Many of the women's accounts describe similar circumstances, with Toback luring a young or aspiring actress into a meeting and then proceeding to use very graphic sexual language under the guise of describing a role or film before engaging in some sort of masturbation.
"The way he presented it, it was like, 'This is how things are done,'" actress Adrienne LaValley told the Times. Her 2008 hotel room encounter ended with Toback trying to rub his crotch against her leg, and when she recoiled, he stood up and ejaculated in his pants. "I felt like a prostitute, an utter disappointment to myself, my parents, my friends. And I deserved not to tell anyone."
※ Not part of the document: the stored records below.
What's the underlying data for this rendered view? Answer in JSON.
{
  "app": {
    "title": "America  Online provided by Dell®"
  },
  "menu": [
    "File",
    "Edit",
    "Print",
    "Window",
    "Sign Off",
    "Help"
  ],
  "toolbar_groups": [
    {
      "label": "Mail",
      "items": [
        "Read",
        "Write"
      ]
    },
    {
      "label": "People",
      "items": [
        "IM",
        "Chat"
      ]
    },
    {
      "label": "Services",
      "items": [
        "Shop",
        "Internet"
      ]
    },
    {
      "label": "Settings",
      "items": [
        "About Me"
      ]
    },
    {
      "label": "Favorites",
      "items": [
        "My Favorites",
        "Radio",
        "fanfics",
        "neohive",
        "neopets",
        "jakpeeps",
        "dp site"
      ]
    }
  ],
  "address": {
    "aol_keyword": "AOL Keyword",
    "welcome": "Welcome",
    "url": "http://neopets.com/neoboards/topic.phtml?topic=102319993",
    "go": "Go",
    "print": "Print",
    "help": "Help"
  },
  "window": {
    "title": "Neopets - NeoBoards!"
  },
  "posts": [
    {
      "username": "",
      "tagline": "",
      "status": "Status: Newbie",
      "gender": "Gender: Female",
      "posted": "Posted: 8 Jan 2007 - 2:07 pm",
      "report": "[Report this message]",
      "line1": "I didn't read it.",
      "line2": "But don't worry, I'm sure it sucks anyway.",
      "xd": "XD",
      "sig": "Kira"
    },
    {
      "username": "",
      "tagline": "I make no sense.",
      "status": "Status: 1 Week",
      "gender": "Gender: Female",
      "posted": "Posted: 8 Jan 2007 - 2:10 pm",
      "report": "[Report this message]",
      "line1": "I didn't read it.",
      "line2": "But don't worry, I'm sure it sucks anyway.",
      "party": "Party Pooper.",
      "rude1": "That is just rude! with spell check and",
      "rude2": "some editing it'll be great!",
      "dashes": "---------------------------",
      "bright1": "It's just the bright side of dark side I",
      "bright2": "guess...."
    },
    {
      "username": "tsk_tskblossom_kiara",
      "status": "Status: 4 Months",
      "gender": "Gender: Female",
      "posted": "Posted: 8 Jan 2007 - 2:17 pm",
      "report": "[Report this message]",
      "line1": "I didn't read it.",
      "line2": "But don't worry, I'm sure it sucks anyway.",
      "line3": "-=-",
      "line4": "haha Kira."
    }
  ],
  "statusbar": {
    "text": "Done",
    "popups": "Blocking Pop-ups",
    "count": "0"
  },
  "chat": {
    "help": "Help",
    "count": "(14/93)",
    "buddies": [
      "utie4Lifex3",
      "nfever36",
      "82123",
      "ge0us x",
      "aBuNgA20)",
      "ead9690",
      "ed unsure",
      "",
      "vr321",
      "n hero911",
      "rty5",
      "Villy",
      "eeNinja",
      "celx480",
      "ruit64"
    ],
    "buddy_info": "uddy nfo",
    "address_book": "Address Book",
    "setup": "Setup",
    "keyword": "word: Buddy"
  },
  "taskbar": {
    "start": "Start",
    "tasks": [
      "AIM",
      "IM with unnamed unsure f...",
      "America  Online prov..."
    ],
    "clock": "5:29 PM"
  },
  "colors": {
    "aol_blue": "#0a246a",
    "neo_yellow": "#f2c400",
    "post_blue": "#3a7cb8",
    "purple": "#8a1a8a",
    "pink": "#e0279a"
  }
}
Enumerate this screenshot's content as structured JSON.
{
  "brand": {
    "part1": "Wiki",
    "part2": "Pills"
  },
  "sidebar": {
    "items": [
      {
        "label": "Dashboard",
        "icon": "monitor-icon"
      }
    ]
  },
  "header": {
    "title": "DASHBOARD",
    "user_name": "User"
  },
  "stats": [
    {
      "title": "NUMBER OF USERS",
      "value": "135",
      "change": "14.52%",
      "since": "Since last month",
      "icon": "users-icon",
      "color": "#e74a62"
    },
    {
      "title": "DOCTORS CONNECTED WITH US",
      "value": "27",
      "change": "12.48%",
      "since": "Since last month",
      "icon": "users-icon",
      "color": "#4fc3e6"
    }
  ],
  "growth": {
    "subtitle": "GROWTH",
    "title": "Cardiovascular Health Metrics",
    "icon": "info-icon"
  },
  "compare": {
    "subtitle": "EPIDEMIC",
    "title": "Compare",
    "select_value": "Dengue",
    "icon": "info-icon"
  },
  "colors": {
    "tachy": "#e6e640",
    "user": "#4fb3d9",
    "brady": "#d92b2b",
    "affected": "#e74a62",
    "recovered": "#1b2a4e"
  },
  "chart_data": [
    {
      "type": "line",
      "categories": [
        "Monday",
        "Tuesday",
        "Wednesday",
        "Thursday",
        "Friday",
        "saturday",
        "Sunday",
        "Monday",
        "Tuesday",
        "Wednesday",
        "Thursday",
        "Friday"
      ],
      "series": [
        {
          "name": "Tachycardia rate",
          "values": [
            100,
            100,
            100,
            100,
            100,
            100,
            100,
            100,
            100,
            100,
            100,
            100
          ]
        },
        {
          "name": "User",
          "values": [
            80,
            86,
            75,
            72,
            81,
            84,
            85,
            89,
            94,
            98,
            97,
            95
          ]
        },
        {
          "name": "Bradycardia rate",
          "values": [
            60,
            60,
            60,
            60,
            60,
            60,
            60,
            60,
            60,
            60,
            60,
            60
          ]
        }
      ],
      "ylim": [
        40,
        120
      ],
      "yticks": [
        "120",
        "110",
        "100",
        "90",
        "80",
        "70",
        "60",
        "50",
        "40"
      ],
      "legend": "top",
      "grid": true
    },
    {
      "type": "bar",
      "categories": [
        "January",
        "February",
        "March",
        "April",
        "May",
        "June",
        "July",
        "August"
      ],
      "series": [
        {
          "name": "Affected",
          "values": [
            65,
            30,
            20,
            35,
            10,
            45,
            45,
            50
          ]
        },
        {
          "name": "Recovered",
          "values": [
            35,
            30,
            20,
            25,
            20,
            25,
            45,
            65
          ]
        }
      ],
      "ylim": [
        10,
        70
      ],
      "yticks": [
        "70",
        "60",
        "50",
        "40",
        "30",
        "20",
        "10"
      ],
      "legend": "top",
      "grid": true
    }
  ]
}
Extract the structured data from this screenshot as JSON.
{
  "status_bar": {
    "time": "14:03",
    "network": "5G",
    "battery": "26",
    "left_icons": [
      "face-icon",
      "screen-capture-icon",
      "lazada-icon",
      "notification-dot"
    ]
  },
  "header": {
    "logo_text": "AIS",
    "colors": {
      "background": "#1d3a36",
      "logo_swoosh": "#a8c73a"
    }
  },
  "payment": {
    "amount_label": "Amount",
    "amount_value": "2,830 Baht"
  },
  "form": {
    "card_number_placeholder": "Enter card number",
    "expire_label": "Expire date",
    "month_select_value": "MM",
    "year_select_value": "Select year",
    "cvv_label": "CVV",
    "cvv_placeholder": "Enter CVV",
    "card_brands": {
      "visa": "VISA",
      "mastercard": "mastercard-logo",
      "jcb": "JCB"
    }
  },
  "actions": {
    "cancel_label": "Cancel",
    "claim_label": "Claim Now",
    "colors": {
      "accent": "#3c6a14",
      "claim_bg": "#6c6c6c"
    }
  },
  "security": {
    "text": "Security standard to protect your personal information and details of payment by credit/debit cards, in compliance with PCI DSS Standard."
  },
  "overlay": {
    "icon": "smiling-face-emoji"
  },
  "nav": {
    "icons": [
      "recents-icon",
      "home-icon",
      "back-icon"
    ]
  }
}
Many of the women who came forward in the story said the recent accusations against Harvey Weinstein brought memories of their past experiences with Toback back to the surface.
"It's a common thread among many women I know … after someone mentions they were sexually abused by a creepy writer-director, the response is, 'Oh, no. You got Toback-ed,'" New York drama teacher, actor and playwright Karen Sklaire told the Times. Sklaire said her 1997 meeting with Toback ended with him grinding against her leg in an office. "The numbers are staggering."
Toback's first notable film was 1987's The Pick-up Artist, starring Robert Downey Jr., who would go on to star in two other films written and directed by Toback. His most recent film, The Private Life of a Modern Woman, starring Sienna Miller, premiered at the Venice Film Festival in September.